Une avocate s’est constituée partie civile auprès du juge d’instruction pour violation du secret professionnel et atteinte au principe de la libre défense et à la confidentialité des correspondances. En effet, de nombreuses conversations téléphoniques échangées avec son client avaient fait l’objet d’écoutes et le contenu était versé au dossier de l’enquête préliminaire avec des mentions diverses évoquant les conversations avec un « cabinet d’avocats », les jours d’appel, les heures d’appel et le résumé de la conversation (assez succinct).
L’avocate déposait une requête en nullité et a ordonné le retrait du dossier des pièces faisant état des conversations téléphoniques.
Le Juge d’Instruction a rendu une ordonnance de non-lieu dont il était fait appel. La chambre de l’instruction a considéré qu’il importait de vérifier si l’officier de police judiciaire, à l’origine des mentions, avait intentionnellement porté atteinte au secret des correspondances. Naturellement, les juges estiment que rien n’est susceptible d’établir (11 ans après ces retranscriptions) que le fonctionnaire ait agi de mauvaise foi.

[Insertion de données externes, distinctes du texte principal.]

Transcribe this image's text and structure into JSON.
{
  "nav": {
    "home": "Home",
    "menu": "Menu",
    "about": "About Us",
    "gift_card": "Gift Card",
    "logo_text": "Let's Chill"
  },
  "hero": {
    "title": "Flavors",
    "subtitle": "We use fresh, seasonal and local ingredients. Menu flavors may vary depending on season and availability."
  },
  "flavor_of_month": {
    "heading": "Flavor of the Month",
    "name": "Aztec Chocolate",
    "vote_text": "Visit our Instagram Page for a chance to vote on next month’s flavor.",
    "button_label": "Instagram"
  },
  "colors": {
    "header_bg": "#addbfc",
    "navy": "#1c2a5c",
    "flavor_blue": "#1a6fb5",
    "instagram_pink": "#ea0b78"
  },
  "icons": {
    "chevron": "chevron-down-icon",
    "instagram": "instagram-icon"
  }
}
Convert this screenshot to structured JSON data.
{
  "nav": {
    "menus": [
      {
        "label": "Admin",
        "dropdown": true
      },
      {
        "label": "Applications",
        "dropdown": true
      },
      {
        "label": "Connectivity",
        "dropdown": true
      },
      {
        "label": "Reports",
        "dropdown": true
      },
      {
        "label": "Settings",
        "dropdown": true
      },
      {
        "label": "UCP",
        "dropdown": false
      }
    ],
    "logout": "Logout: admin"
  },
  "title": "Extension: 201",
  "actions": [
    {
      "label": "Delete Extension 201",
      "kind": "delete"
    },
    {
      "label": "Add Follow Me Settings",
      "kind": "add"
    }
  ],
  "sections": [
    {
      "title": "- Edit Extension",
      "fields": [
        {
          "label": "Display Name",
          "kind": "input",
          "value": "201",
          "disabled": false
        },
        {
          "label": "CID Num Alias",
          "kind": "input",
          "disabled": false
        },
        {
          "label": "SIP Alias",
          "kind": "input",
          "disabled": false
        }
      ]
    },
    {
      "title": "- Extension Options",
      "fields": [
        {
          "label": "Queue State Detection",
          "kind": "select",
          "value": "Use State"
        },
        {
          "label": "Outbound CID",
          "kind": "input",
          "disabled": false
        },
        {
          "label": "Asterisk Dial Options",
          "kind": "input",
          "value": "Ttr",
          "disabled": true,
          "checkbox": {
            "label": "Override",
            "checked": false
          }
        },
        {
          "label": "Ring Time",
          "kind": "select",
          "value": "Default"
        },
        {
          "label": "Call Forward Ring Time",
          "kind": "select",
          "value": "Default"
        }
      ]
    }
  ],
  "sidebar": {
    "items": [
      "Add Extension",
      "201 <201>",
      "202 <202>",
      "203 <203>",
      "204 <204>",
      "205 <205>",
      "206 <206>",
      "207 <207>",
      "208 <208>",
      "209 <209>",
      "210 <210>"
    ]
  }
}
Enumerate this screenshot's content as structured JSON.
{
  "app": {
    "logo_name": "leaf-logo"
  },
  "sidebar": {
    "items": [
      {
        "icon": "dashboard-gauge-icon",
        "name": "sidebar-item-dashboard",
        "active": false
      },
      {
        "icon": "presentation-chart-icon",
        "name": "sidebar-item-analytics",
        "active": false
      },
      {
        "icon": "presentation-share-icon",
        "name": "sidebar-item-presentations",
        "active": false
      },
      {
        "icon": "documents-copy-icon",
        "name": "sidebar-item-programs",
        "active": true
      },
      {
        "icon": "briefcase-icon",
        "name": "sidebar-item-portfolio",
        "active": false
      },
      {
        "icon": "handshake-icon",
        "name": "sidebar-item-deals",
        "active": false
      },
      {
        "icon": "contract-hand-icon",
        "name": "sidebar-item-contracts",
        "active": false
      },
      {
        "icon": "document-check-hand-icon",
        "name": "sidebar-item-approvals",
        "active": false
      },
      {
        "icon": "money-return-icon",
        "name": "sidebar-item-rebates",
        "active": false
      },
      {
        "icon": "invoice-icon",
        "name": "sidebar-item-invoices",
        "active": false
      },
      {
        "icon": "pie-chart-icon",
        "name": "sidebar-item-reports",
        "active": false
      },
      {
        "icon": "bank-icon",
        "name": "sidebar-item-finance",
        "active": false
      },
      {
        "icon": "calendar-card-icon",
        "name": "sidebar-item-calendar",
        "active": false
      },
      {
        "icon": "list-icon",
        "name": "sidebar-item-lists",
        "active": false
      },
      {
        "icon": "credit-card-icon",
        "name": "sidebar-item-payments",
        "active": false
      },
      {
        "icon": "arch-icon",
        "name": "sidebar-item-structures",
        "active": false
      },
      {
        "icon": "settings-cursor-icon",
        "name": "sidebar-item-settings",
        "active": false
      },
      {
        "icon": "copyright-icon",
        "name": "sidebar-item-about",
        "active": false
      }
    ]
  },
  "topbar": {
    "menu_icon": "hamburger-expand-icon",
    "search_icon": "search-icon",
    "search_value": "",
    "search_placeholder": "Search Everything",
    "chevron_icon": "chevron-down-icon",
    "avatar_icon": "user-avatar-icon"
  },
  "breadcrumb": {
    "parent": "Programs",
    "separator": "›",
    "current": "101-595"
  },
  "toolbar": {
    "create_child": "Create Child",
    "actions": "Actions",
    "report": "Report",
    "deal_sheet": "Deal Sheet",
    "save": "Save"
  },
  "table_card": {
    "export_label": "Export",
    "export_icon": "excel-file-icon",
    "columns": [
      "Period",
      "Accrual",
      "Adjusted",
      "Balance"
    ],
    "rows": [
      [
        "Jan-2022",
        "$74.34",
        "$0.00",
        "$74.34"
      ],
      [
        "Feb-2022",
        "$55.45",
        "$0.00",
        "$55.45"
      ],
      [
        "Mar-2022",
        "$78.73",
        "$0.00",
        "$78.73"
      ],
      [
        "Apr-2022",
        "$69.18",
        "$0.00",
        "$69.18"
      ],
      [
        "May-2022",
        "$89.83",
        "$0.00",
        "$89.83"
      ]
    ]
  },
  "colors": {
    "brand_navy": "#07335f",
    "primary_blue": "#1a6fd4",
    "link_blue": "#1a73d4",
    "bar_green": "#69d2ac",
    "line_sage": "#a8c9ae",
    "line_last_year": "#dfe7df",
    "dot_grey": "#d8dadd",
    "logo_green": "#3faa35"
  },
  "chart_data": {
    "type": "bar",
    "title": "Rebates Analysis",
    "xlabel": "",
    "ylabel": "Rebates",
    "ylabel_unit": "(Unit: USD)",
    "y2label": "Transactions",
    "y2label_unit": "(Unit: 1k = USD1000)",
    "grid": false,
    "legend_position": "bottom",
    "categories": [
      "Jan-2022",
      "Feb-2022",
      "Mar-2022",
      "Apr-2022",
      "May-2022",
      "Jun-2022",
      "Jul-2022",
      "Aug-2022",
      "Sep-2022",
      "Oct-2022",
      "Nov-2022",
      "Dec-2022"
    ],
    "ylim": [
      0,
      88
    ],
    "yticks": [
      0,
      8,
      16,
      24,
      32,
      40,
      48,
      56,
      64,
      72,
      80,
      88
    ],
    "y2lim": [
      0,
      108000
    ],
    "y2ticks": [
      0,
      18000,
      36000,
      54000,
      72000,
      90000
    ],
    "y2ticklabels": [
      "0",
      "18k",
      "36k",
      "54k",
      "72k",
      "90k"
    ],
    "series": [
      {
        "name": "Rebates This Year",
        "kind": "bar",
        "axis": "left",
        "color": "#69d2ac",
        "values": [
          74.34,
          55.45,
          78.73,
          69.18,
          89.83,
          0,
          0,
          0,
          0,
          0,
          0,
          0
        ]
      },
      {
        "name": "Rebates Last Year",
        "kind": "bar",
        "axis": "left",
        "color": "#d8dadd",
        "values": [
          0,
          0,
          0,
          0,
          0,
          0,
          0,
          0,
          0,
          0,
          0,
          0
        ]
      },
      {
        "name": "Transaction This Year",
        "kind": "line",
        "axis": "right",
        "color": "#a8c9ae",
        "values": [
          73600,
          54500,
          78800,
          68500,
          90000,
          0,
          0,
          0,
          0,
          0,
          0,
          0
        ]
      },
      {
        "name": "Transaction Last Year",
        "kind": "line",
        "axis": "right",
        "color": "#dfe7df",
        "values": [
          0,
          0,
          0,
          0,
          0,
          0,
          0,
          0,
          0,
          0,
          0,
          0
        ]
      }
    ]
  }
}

La Cour de Cassation est saisie. Elle considère que la chambre d’instruction a eu raison. Il n’existe pas de charge contre l’officier de police judiciaire ayant procédé aux mentions litigieuses ou toutes personnes dépositaires de l’autorité publique d’avoir, par les retranscriptions litigieuses, eu l’intention de porter atteinte au contenu des correspondances protégées entre l’avocate et son client (Cassation criminelle 27 février 2018).
En bref, on reproche à l’avocate la durée de la procédure (11 années) alors même qu’elle n’est absolument pas responsable. C’est la justice qui est lente et cette lenteur se retourne contre les plaignants. En second lieu, il faudra désormais démontrer la mauvaise foi, l’élément intentionnel de l’officier de police judiciaire qui aura écouté les conversations entre l’avocat et son client et les aura transcrites. Autant dire que la preuve est quasiment impossible. C’est un blanc-seing qui est laissé aux écouteurs des conversations entre avocats et clients.
Pour défendre le secret professionnel en France, il n’existe qu’un seul recours : les juridictions européennes, qu’il s’agisse de la Cour Européenne des Droits de l’Homme à Strasbourg ou la Cour de Justice de l’Union Européenne à Luxembourg.